Measurement-induced phase transition in free bosons

TL;DR

This paper investigates measurement-induced phase transitions in free bosonic systems with long-range couplings, revealing that nonlocal measurements can induce a phase transition characterized by a subvolume-to-area law change in entanglement entropy.

Contribution

It demonstrates the occurrence of MIPTs in free bosons with long-range couplings under nonlocal measurements, a phenomenon not observed with local measurements.

Findings

Local measurements do not induce MIPTs in free bosons.

Nonlocal measurements can induce a MIPT with a subvolume-to-area law transition.

The critical point is likely described by a conformal field theory, distinct from conventional universality classes.

Abstract

The competition between quantum many-particle dynamics and continuous monitoring can lead to measurement-induced phase transitions (MIPTs).
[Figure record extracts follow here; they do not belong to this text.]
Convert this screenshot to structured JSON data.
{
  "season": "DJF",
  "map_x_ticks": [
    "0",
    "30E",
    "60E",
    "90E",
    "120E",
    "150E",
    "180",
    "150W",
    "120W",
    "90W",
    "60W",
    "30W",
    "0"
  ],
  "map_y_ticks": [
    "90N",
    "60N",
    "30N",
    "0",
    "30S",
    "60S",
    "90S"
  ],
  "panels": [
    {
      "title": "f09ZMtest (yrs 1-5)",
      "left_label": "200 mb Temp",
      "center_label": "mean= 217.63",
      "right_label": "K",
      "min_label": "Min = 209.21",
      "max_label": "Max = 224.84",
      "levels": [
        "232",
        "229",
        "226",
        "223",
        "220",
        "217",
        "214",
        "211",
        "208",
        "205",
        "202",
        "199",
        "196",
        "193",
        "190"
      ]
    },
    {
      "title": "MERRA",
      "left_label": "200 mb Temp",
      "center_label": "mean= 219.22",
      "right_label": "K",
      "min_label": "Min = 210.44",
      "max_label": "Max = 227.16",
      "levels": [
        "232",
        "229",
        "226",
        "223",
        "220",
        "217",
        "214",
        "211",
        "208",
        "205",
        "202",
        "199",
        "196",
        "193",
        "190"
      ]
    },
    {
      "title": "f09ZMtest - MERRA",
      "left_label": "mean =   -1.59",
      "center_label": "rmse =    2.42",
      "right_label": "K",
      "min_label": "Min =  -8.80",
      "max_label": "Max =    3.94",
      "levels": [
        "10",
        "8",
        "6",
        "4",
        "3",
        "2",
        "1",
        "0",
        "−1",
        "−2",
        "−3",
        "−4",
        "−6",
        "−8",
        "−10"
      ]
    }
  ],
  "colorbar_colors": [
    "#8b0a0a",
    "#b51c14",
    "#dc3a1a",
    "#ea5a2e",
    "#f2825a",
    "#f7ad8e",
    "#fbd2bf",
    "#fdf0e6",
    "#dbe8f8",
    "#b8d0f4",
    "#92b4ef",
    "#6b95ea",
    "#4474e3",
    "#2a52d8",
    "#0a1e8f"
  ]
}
So far, MIPTs have been extensively explored in fermionic or spin systems. To examine the possibility of an MIPT in bosonic systems, we study the entanglement structure in continuously monitored free bosons with long-range couplings. When the measurement is local, we find that no MIPTs occur because the substantial entanglement generated by the long-range coupling overcomes the entanglement destruction due to the measurement. In contrast, we show that the nonlocal measurement can efficiently suppress the entanglement generation, leading to an MIPT where the bipartite entanglement entropy exhibits the subvolume-to-area law phase transition as the measurement strength is increased. Our numerical results indicate that the critical point should be described by a certain conformal field theory, while the transition does not belong to a conventional universality class such as Berezinskii-Kosterlitz-Thouless class.